Gado deixa rastro em área destruída para a pecuária.
O Ministério Público Federal (MPF) no Pará encaminhou hoje às
redes de supermercados Carrefour, Wal Mart e Pão de Açúcar uma
recomendação para que parem de comprar carne proveniente da
destruição da Amazônia, distribuída por frigoríficos do Pará.
Outros 72 compradores de produtos bovinos também receberam a
recomendação. O descumprimento do pedido pode resultar em multa de
R$ 500,00 por quilo de produto comercializado.
Além disso, o MPF está processando 20 fazendas, o frigorífico
Bertin e outras 10 empresas do setor pecuário que atuam no Pará,
acusadas da impedir a regeneração da floresta amazônica em áreas
desmatadas ilegalmente e que já haviam sido multadas anteriormente.
A ação, no valor de R$ 2,1 bilhões pede a indisponibilidade de bens
dos proprietários, pagamento de multa e indenização, embargo de
qualquer atividade nas áreas de reserva legal e recuperação de 557
mil hectares com reflorestamento ou condução da regeneração
natural. Por terem comprado gado destas fazendas, os frigoríficos e
curtumes serão co-responsabilizados. (Baixe o PDF da ação aqui)
O Greenpeace lançou hoje o relatório "A Farra do Boi na Amazônia" apontando a
relação entre empresas frigoríficas envolvidas com desmatamento
ilegal e trabalho escravo com produtos de ponta comercializados no
mercado internacional.
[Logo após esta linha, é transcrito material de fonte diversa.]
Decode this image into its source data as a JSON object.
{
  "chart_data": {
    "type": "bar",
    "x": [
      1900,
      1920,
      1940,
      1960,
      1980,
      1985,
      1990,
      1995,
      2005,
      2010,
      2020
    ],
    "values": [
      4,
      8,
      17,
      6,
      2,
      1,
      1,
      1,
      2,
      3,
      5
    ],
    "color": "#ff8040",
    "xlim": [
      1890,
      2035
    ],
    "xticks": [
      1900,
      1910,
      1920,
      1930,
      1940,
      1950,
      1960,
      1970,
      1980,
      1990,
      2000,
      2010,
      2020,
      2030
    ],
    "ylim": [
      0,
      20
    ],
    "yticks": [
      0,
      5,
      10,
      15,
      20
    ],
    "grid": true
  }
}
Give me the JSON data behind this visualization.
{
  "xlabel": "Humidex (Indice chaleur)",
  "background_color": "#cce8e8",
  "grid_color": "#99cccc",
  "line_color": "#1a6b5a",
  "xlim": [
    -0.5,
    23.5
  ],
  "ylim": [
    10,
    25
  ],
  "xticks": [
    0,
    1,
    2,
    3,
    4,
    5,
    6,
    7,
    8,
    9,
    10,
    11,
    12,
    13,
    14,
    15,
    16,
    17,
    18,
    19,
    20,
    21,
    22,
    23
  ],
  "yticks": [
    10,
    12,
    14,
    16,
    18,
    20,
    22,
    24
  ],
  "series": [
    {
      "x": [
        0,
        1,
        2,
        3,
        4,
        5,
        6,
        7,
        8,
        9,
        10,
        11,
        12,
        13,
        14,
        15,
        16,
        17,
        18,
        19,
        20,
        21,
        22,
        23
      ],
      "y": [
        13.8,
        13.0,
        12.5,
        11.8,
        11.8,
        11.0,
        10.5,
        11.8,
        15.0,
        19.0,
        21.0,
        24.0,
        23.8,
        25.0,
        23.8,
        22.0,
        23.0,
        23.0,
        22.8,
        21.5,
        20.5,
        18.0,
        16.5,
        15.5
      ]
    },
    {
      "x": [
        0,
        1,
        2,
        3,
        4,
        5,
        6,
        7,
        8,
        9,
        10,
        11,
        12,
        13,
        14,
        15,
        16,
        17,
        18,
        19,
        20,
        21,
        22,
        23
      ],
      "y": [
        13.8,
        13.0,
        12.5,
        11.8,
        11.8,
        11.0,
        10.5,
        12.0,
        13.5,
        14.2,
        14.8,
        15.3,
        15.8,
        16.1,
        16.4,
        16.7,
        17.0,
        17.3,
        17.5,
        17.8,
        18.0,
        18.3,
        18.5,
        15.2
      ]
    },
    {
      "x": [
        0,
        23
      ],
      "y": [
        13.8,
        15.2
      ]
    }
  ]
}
Para piorar, o governo brasileiro financia e
tem participação acionária nas principais empresas pecuárias que
atuam na Amazônia. O frigorífico Bertin é uma das empresas
apontadas pelo Greenpeace como responsáveis pela compra de gado de
fazendas que desmataram ilegalmente a floresta Amazônica,
distribuindo no Brasil e mundialmente os produtos derivados dos
animais.
Os supermercados e empresas notificados também foram solicitados
a implementar sistemas de identificação precisa da origem,
qualidade e legalidade de todos os produtos oferecidos para
consumo, em especial os que tenham utilizado matéria-prima natural,
para garantir que os consumidores tenham todas as informações
necessárias sobre a origem dos produtos.
"Antigamente, era o mercado que definia o que o consumidor
deveria comprar. É preciso inverter essa equação, dando condições
para que o consumidor decida o que o mercado deve vender", disse o
procurador da República no Pará, Daniel Avelino, autor da ação.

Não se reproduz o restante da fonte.